The House of the Seven Gables Gender Quotes

How we cite our quotes: Citations follow this format: (Chapter.Paragraph)

Quote #4

"It is handsome!—it is very beautiful!" said Phoebe admiringly. "It is as sweet a face as a man's can be, or ought to be. It has something of a child's expression, – and yet not childish, – only one feels so very kindly towards him! He ought never to suffer anything. One would bear much for the sake of sparing him toil or sorrow. Who is it, Cousin Hepzibah?" (5.21)

Hawthorne's depiction of Clifford Pyncheon is interestingly androgynous. Let's think about how Phoebe describes his portrait. Looking at his face, she immediately decides that "he ought never to suffer anything." This suggests that Clifford is delicate and not strong enough to look after himself, which sounds a lot like Hepzibah's stereotypes of "ladyhood." (Ladies are not supposed to be strong or self-sufficient.) We learn later that Clifford loves beauty, which Hawthorne also strongly links to women. Clifford's face is "as sweet a face as a man's can be," and "beautiful" as well – again, not as obviously masculine as, say, Judge Pyncheon's "imperious" (6.17) daguerreotype (which we analyze further in "Symbolism, Imagery, Allegory"). Clifford and Judge Pyncheon are total opposites. Where Clifford is weak, Judge Pyncheon is strong. Where Clifford loves beauty, Judge Pyncheon loves money. And where Clifford's portrait is somewhat effeminate, Judge Pyncheon's is stern and masculine.

Quote #5

To be brief, besides Hepzibah's disadvantages of person, there was an uncouthness pervading all her deeds; a clumsy something, that could but ill adapt itself for use, and not at all for ornament. She was a grief to Clifford, and she knew it. In this extremity, the antiquated virgin turned to Phoebe. No grovelling jealousy was in her heart. Had it pleased Heaven to crown the heroic fidelity of her life by making her personally the medium of Clifford's happiness, it would have rewarded her for all the past, by a joy with no bright tints, indeed, but deep and true, and worth a thousand gayer ecstasies. This could not be. She therefore turned to Phoebe, and resigned the task into the young girl's hands. The latter took it up cheerfully, as she did everything, but with no sense of a mission to perform, and succeeding all the better for that same simplicity. (9.6)
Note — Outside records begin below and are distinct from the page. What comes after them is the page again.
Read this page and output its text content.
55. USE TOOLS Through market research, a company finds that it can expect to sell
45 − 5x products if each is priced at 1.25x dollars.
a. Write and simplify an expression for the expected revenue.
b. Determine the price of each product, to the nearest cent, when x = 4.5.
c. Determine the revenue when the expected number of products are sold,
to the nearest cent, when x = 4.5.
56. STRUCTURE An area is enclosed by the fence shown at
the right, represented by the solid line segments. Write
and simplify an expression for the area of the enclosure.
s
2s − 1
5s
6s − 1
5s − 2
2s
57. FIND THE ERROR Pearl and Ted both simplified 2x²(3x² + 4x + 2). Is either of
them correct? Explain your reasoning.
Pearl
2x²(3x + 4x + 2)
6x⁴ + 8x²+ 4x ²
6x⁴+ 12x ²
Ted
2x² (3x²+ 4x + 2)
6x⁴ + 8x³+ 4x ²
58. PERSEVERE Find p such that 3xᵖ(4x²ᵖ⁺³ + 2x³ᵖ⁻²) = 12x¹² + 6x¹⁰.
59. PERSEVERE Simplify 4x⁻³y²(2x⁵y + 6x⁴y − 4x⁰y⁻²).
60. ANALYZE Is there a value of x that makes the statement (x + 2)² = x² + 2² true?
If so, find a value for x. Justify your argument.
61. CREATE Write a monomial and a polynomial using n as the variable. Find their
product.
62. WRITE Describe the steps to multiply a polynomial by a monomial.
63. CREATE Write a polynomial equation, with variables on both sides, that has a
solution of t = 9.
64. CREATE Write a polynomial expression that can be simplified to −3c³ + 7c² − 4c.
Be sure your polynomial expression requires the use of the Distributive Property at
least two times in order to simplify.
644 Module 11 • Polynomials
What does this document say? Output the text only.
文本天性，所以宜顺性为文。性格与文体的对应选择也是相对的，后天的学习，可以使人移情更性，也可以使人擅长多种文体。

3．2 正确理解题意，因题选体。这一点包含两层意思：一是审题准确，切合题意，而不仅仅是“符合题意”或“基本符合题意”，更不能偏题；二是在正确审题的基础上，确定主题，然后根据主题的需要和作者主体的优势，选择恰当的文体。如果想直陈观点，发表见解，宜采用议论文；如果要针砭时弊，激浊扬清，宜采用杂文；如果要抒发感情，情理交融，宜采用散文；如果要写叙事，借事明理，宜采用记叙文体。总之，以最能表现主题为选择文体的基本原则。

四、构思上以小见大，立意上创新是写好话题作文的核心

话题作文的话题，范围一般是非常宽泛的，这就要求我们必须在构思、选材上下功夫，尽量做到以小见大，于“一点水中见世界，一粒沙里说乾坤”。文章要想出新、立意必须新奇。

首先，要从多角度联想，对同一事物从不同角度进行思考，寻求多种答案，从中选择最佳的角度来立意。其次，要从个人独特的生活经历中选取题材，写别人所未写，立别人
The plot point that Hawthorne builds out of Hepzibah's ugliness reveals some unpleasant aspects of the his conception of femininity. Clifford cannot stand to look at his adoring sister, so she leaves his care to pretty young Phoebe. Phoebe is an ideal woman not only because she makes housekeeping look easy and keeps everything pleasant, but also because of her youth and beauty.

Now, Hawthorne certainly expresses sympathy for poor Hepzibah's situation. But that doesn't change the troubling conclusion that an unattractive woman is somehow less of a woman. Clifford's distaste for Hepzibah appears to be an extreme version of something the narrator himself feels, with all of his dismissive descriptions of Hepzibah's "antiquated [virginity]." By contrast, Judge Pyncheon's appearance is unsettling because it reveals the cruelty of his character. His ugliness never makes him less of a man – on the contrary, he appears a lot manlier than Clifford. So why should prettiness be such a cornerstone of female identity?

Quote #6

There was something very beautiful in the relation that grew up between this pair, so closely and constantly linked together, yet with such a waste of gloomy and mysterious years from his birthday to hers. On Clifford's part it was the feeling of a man naturally endowed with the liveliest sensibility to feminine influence, but who had never quaffed the cup of passionate love, and knew that it was now too late. He knew it, with the instinctive delicacy that had survived his intellectual decay. Thus, his sentiment for Phoebe, without being paternal, was not less chaste than if she had been his daughter. He was a man, it is true, and recognized her as a woman. She was his only representative of womankind. He took unfailing note of every charm that appertained to her sex, and saw the ripeness of her lips, and the virginal development of her bosom. All her little womanly ways, budding out of her like blossoms on a young fruit-tree, had their effect on him, and sometimes caused his very heart to tingle with the keenest thrills of pleasure. At such moments, – for the effect was seldom more than momentary, – the half-torpid man would be full of harmonious life, just as a long-silent harp is full of sound, when the musician's fingers sweep across it. But, after all, it seemed rather a perception, or a sympathy, than a sentiment belonging to himself as an individual. (9.14)

Hawthorne doesn't want us to get the wrong idea – he takes care to emphasize that Clifford's feeling for Phoebe is "not less chaste than if she had been his daughter." In other words, this isn't the sexual attraction of an old dude for a hot young lady. Instead, Clifford is attached to Phoebe for symbolic reasons. He recognizes in the abstract that she is an ideal woman, and that he might once have fallen in love with her. What are some reasons why Hawthorne might stop the narrative to emphasize the asexual nature of Clifford's love for Phoebe? Do you find this believable?